Только теперь Басыгин увидал в зажатом правом кулаке клок серой шерсти. Как она попала к нему? Он остановился, посмотрел на Задора, и ему стало все понятно. Очевидно, в момент потери сознания он инстинктивно потянулся к собаке, и его пальцы коснулись шерсти, судорожно сжались. Задор, как на буксире, поволок хозяина к берегу — по воде легко было это сделать. Но на суше буксир не выдержал тяжелого груза и оборвался.

Басыгин подозвал к себе Задора и ласково положил руку на его лобастую голову.

С вершины горы, ослепляя, ударили в лицо первые лучи восходящего солнца.

 

IX. Лоси

Их жило несколько штук вместе. Старый бык прожил на свете лет девять.
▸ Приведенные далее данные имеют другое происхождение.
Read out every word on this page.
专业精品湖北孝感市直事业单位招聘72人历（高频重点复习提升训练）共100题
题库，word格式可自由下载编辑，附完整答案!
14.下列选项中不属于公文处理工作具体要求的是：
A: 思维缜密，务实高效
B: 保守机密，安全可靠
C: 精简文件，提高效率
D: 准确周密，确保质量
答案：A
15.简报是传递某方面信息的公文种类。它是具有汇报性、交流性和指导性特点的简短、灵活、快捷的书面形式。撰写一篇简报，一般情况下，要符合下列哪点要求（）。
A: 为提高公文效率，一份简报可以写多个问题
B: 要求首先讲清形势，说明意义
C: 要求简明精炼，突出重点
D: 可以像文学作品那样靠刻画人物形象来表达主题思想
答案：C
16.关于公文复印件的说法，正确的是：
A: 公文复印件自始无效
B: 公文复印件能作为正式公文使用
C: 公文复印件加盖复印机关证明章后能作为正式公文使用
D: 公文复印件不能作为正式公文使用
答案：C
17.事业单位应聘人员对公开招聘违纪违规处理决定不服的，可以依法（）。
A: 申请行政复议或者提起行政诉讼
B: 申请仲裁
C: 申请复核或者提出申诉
Он носил могучие рога — на одном было шесть отростков, на другом — восемь. Он за свою жизнь приобрел большой опыт. Он знал в лесу все места в радиусе километров на пятнадцать и больше. Все ему было известно — где лучше кормежка летом, где зимою, непроходимые болота, чащи, буреломы.

Его сыну было пять лет. Но старый бык не знал, что это его сын, как и сын не знал, что у него есть отец. Две коровы неразлучно находились с ним. Одна из них имела двух детей помета прошлой весны.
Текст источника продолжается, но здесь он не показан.